Calendar filters must include...

  • A field in the record with a Date/Time, Date, Time, or an Elapsed time data type.
  • A comparison operator:   =, !=, >, <, etc.
  • An increment of time.
  • A unit of time, ranging from minutes to years.


  • Calendar weeks run Sunday through Saturday.
  • You can choose to search calendar times based on the internal KB time or the user's current time zone. The default calendar filter uses internal KB time.

  • The search returns results for any records whose day/time falls within the entire time range.
    • Example: Date Created is equal to last month. If the search is run on March 15, the filter will return records created from February 1 to February 28.
  • Because of the way the Agiloft system stores time, searches on Elapsed Time fields are best handled through a Time filter.


Advanced filters provide the ability to find records in which a specific field...

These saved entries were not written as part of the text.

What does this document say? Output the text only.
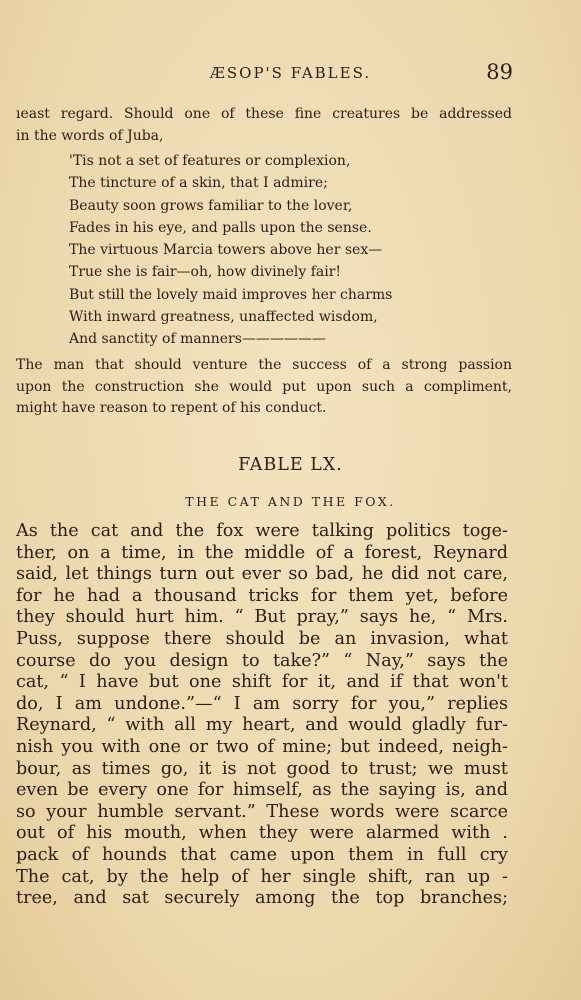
ÆSOP'S FABLES.	89
ıeast regard. Should one of these fine creatures be addressed
in the words of Juba,
'Tis not a set of features or complexion,
The tincture of a skin, that I admire;
Beauty soon grows familiar to the lover,
Fades in his eye, and palls upon the sense.
The virtuous Marcia towers above her sex—
True she is fair—oh, how divinely fair!
But still the lovely maid improves her charms
With inward greatness, unaffected wisdom,
And sanctity of manners——————
The man that should venture the success of a strong passion
upon the construction she would put upon such a compliment,
might have reason to repent of his conduct.
FABLE LX.
THE CAT AND THE FOX.
As the cat and the fox were talking politics toge-
ther, on a time, in the middle of a forest, Reynard
said, let things turn out ever so bad, he did not care,
for he had a thousand tricks for them yet, before
they should hurt him. “ But pray,” says he, “ Mrs.
Puss, suppose there should be an invasion, what
course do you design to take?” “ Nay,” says the
cat, “ I have but one shift for it, and if that won't
do, I am undone.”—“ I am sorry for you,” replies
Reynard, “ with all my heart, and would gladly fur-
nish you with one or two of mine; but indeed, neigh-
bour, as times go, it is not good to trust; we must
even be every one for himself, as the saying is, and
so your humble servant.” These words were scarce
out of his mouth, when they were alarmed with .
pack of hounds that came upon them in full cry
The cat, by the help of her single shift, ran up -
tree, and sat securely among the top branches;
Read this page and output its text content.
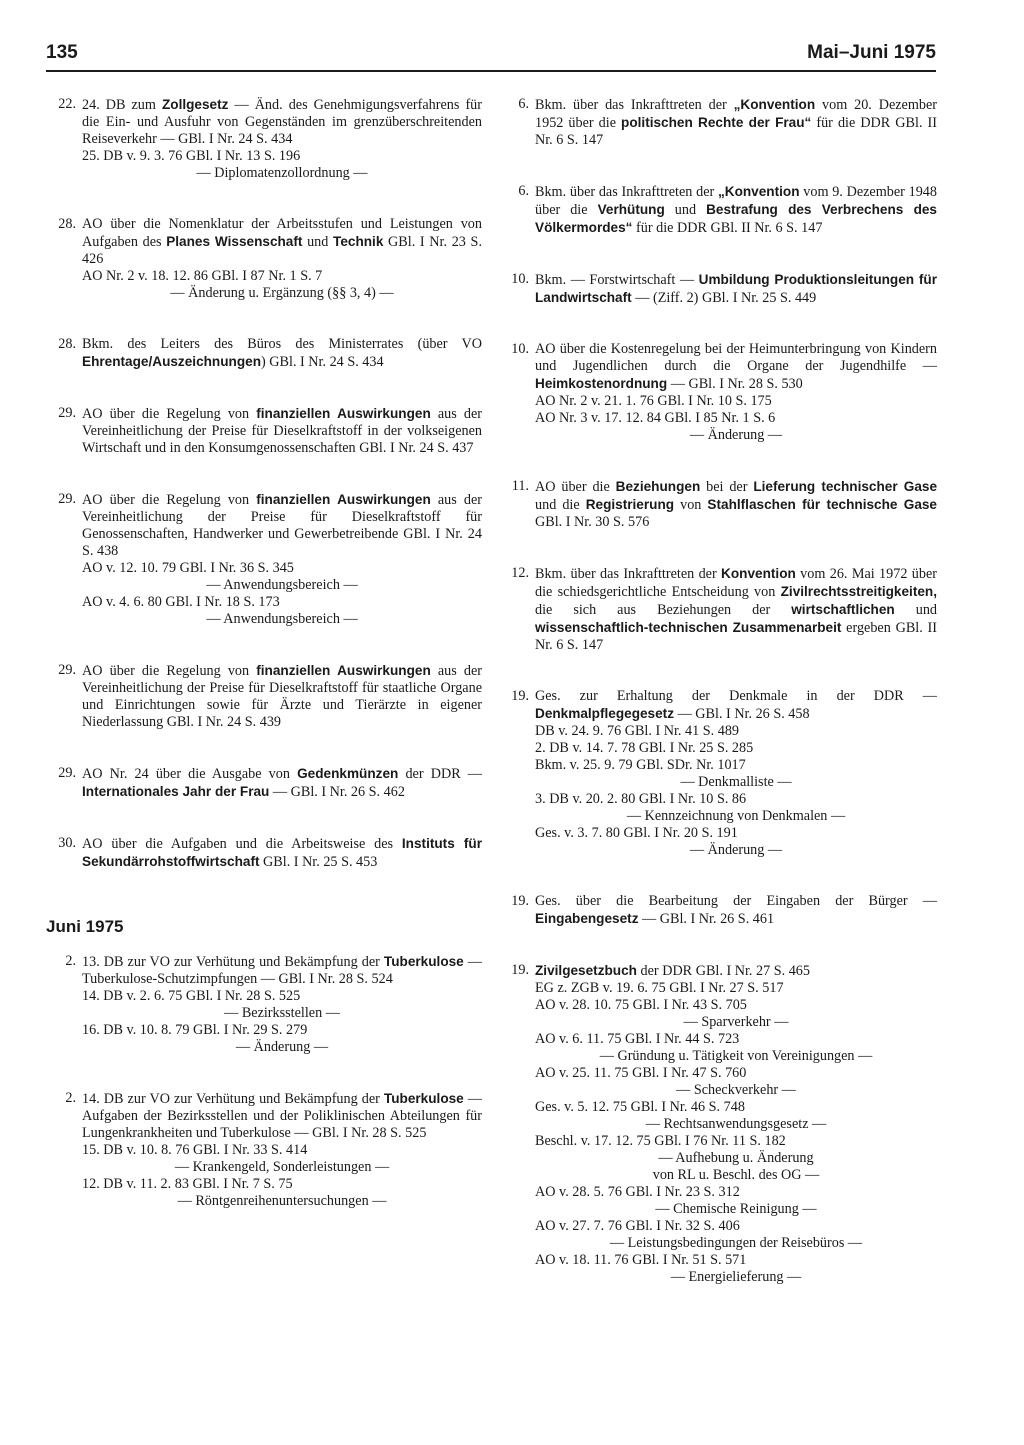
135	Mai–Juni 1975
22. 24. DB zum Zollgesetz — Änd. des Genehmigungsverfahrens für die Ein- und Ausfuhr von Gegenständen im grenzüberschreitenden Reiseverkehr — GBl. I Nr. 24 S. 434
25. DB v. 9. 3. 76 GBl. I Nr. 13 S. 196
— Diplomatenzollordnung —
28. AO über die Nomenklatur der Arbeitsstufen und Leistungen von Aufgaben des Planes Wissenschaft und Technik GBl. I Nr. 23 S. 426
AO Nr. 2 v. 18. 12. 86 GBl. I 87 Nr. 1 S. 7
— Änderung u. Ergänzung (§§ 3, 4) —
28. Bkm. des Leiters des Büros des Ministerrates (über VO Ehrentage/Auszeichnungen) GBl. I Nr. 24 S. 434
29. AO über die Regelung von finanziellen Auswirkungen aus der Vereinheitlichung der Preise für Dieselkraftstoff in der volkseigenen Wirtschaft und in den Konsumgenossenschaften GBl. I Nr. 24 S. 437
29. AO über die Regelung von finanziellen Auswirkungen aus der Vereinheitlichung der Preise für Dieselkraftstoff für Genossenschaften, Handwerker und Gewerbetreibende GBl. I Nr. 24 S. 438
AO v. 12. 10. 79 GBl. I Nr. 36 S. 345
— Anwendungsbereich —
AO v. 4. 6. 80 GBl. I Nr. 18 S. 173
— Anwendungsbereich —
29. AO über die Regelung von finanziellen Auswirkungen aus der Vereinheitlichung der Preise für Dieselkraftstoff für staatliche Organe und Einrichtungen sowie für Ärzte und Tierärzte in eigener Niederlassung GBl. I Nr. 24 S. 439
29. AO Nr. 24 über die Ausgabe von Gedenkmünzen der DDR — Internationales Jahr der Frau — GBl. I Nr. 26 S. 462
30. AO über die Aufgaben und die Arbeitsweise des Instituts für Sekundärrohstoffwirtschaft GBl. I Nr. 25 S. 453
Juni 1975
2. 13. DB zur VO zur Verhütung und Bekämpfung der Tuberkulose — Tuberkulose-Schutzimpfungen — GBl. I Nr. 28 S. 524
14. DB v. 2. 6. 75 GBl. I Nr. 28 S. 525
— Bezirksstellen —
16. DB v. 10. 8. 79 GBl. I Nr. 29 S. 279
— Änderung —
2. 14. DB zur VO zur Verhütung und Bekämpfung der Tuberkulose — Aufgaben der Bezirksstellen und der Poliklinischen Abteilungen für Lungenkrankheiten und Tuberkulose — GBl. I Nr. 28 S. 525
15. DB v. 10. 8. 76 GBl. I Nr. 33 S. 414
— Krankengeld, Sonderleistungen —
12. DB v. 11. 2. 83 GBl. I Nr. 7 S. 75
— Röntgenreihenuntersuchungen —
6. Bkm. über das Inkrafttreten der „Konvention vom 20. Dezember 1952 über die politischen Rechte der Frau“ für die DDR GBl. II Nr. 6 S. 147
6. Bkm. über das Inkrafttreten der „Konvention vom 9. Dezember 1948 über die Verhütung und Bestrafung des Verbrechens des Völkermordes“ für die DDR GBl. II Nr. 6 S. 147
10. Bkm. — Forstwirtschaft — Umbildung Produktionsleitungen für Landwirtschaft — (Ziff. 2) GBl. I Nr. 25 S. 449
10. AO über die Kostenregelung bei der Heimunterbringung von Kindern und Jugendlichen durch die Organe der Jugendhilfe — Heimkostenordnung — GBl. I Nr. 28 S. 530
AO Nr. 2 v. 21. 1. 76 GBl. I Nr. 10 S. 175
AO Nr. 3 v. 17. 12. 84 GBl. I 85 Nr. 1 S. 6
— Änderung —
11. AO über die Beziehungen bei der Lieferung technischer Gase und die Registrierung von Stahlflaschen für technische Gase GBl. I Nr. 30 S. 576
12. Bkm. über das Inkrafttreten der Konvention vom 26. Mai 1972 über die schiedsgerichtliche Entscheidung von Zivilrechtsstreitigkeiten, die sich aus Beziehungen der wirtschaftlichen und wissenschaftlich-technischen Zusammenarbeit ergeben GBl. II Nr. 6 S. 147
19. Ges. zur Erhaltung der Denkmale in der DDR — Denkmalpflegegesetz — GBl. I Nr. 26 S. 458
DB v. 24. 9. 76 GBl. I Nr. 41 S. 489
2. DB v. 14. 7. 78 GBl. I Nr. 25 S. 285
Bkm. v. 25. 9. 79 GBl. SDr. Nr. 1017
— Denkmalliste —
3. DB v. 20. 2. 80 GBl. I Nr. 10 S. 86
— Kennzeichnung von Denkmalen —
Ges. v. 3. 7. 80 GBl. I Nr. 20 S. 191
— Änderung —
19. Ges. über die Bearbeitung der Eingaben der Bürger — Eingabengesetz — GBl. I Nr. 26 S. 461
19. Zivilgesetzbuch der DDR GBl. I Nr. 27 S. 465
EG z. ZGB v. 19. 6. 75 GBl. I Nr. 27 S. 517
AO v. 28. 10. 75 GBl. I Nr. 43 S. 705
— Sparverkehr —
AO v. 6. 11. 75 GBl. I Nr. 44 S. 723
— Gründung u. Tätigkeit von Vereinigungen —
AO v. 25. 11. 75 GBl. I Nr. 47 S. 760
— Scheckverkehr —
Ges. v. 5. 12. 75 GBl. I Nr. 46 S. 748
— Rechtsanwendungsgesetz —
Beschl. v. 17. 12. 75 GBl. I 76 Nr. 11 S. 182
— Aufhebung u. Änderung
von RL u. Beschl. des OG —
AO v. 28. 5. 76 GBl. I Nr. 23 S. 312
— Chemische Reinigung —
AO v. 27. 7. 76 GBl. I Nr. 32 S. 406
— Leistungsbedingungen der Reisebüros —
AO v. 18. 11. 76 GBl. I Nr. 51 S. 571
— Energielieferung —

  • Did not change during the last modification.
  • Changed from any value to any value.
  • Changed from any value to one or more specific values or from one or more specific values to any other value.
  • Changed from one or more specific values to some other one or more specific values.

Advanced filters must include...

  • A field in the record, listed alphabetically in the first drop-down list.
  • A defining operator.
  • Selection of options for defining whether or not the record changed and how.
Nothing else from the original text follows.